In 1916, Barrett married Sir William Fletcher Barrett FRS. At the time of their marriage, Sir William, aged 72, was a former Professor of Physics at the Royal College of Science for Ireland in Dublin. His research focused on psychic phenomena, and he later founded the Society for Psychical Research in 1882. She claimed to have conversed with her husband after his death in 1925 through the help of a third-party.[2] She published an account of the sittings, entitled Personality Survives Death, in 1937.[3]
Barrett joined the staff of the Royal Free Hospital in 1906,[4] which was the only hospital in England where women could train in medical practice at the time. Before World War I, she developed voluntary centres for the feeding of expectant mothers and children. She was an obstetric surgeon at the Mothers' Hospital from 1913, and an obstetric and gynaecological surgeon at the Royal Free Hospital. Barrett worked there as a surgeon at a time when operations were at their peak.[5]
In 1916, Barrett led a fund-raising campaign to extend the hospital, adding maternity, paediatric and infant welfare facilities. She helped to develop the London School of Medicine for Women at the Royal Free Hospital, of which she became Dean and then President in 1937.

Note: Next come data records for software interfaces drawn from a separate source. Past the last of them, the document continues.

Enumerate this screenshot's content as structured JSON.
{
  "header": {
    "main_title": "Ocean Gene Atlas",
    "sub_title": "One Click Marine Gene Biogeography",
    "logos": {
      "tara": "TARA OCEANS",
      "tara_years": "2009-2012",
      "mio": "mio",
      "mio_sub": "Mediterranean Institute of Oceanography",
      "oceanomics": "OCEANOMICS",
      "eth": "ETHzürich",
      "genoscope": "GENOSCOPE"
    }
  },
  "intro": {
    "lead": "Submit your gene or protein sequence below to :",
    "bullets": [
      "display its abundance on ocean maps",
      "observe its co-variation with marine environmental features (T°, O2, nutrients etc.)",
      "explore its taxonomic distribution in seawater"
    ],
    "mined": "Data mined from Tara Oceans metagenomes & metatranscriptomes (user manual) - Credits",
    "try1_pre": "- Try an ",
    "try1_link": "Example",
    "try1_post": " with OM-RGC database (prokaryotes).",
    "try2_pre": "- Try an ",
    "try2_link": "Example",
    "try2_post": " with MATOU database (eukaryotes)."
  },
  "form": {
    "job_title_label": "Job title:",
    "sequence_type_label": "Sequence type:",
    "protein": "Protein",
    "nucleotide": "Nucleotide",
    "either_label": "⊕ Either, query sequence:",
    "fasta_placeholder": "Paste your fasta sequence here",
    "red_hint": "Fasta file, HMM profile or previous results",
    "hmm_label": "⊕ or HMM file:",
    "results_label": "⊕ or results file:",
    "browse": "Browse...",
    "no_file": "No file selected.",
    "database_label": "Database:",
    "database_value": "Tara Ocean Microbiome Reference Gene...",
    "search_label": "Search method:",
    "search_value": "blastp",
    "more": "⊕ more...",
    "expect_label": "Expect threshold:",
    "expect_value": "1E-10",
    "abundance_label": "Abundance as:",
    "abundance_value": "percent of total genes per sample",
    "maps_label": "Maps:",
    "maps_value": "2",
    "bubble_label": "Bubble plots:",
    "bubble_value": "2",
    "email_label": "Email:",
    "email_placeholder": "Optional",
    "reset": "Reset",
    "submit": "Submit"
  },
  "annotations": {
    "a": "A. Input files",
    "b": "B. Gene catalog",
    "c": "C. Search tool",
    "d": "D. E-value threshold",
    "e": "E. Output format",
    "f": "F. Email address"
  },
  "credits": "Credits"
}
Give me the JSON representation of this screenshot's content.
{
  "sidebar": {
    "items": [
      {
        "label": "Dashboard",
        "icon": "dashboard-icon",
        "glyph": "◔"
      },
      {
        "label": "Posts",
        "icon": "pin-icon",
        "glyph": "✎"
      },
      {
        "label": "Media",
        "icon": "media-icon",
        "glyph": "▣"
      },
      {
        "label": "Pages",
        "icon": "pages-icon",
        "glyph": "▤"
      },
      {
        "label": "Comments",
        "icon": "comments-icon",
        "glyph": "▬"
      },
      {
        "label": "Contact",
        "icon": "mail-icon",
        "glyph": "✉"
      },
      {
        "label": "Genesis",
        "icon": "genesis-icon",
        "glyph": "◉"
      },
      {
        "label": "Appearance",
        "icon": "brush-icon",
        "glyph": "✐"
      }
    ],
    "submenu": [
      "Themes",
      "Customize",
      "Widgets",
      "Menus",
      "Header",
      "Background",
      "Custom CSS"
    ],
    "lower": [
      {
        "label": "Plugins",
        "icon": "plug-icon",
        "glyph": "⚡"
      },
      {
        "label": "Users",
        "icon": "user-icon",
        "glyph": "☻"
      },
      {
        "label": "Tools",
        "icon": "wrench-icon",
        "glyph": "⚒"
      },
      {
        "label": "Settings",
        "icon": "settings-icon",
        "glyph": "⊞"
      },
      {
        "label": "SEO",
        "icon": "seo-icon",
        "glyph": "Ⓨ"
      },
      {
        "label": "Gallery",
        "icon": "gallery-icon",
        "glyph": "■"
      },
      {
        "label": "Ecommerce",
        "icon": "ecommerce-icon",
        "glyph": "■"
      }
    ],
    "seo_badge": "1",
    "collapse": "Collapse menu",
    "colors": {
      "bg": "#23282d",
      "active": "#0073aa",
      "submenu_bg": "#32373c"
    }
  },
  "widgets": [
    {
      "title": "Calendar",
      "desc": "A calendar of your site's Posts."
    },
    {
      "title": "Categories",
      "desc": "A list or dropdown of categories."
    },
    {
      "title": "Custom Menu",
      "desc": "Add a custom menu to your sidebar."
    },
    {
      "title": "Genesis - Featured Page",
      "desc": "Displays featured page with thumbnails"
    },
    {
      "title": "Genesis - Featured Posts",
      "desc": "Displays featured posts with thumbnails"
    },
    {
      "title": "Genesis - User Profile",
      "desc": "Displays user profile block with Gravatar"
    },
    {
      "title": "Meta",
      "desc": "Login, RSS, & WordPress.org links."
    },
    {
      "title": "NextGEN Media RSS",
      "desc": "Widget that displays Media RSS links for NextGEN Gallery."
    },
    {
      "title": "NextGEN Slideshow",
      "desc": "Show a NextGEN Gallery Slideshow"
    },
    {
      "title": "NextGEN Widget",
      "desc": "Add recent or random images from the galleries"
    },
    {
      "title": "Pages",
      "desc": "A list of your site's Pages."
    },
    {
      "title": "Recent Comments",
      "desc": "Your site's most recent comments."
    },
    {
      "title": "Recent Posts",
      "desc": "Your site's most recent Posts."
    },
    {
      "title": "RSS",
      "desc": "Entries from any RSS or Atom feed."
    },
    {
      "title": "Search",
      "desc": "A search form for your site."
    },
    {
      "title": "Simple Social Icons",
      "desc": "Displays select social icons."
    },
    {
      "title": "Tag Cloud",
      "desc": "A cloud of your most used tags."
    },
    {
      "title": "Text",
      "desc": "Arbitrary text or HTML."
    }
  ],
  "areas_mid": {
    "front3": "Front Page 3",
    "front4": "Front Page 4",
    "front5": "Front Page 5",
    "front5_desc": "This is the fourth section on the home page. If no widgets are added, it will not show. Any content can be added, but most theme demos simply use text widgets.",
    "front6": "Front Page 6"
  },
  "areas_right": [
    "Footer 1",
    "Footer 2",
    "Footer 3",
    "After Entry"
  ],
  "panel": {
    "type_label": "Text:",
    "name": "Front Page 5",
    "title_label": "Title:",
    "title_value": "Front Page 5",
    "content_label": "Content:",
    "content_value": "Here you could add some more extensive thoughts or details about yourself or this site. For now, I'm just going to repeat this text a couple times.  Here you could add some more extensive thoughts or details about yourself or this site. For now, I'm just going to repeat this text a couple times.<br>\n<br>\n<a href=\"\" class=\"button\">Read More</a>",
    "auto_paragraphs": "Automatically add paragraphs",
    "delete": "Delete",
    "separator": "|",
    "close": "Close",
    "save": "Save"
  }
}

Barrett was an active member of the Eugenics Society, and served on its council from 1917.[6] Barrett advocated for "state interference" in the sex lives of "the unfit" to implement birth control, because she believed that propaganda would be ineffective.[7] Barrett felt that contraception should be overseen by the medical profession and expressed preference for abstinence over contraception in for "normal healthy individuals".[8] She preferred to recommend the use of the rhythm method and condoms over other methods.
In 1921, Barrett and other members of the Medical Women's Federation protested the decisions of Glasgow and St Pancras councils to refuse to employ medical women who were married and whose husbands had jobs, arguing that this contravened the Sex Disqualification (Removal) Act 1919.[9]
Barrett served as president of the Medical Women's Federation in 1923, and joint vice-president of the Obstetrics and Gynaecology Section of the British Medical Association.[10] She was also a Fellow of the Royal Society of Medicine and president of the Medical Women's International Association.
She was appointed as a CBE in the first list of awards for the Order of the British Empire in 1917, and became a Member of the Order of the Companions of Honour in 1929.[11]
She died in Maidenhead, and a memorial service was held at St Martin-in-the-Fields. Her obituary in The Times stated "She was unquestionably one of the most distinguished of medical women". She left her husband’s library to the Society for Psychical Research, and also left £1,000 to endow a scholarship at the London School of Medicine for Women.[12]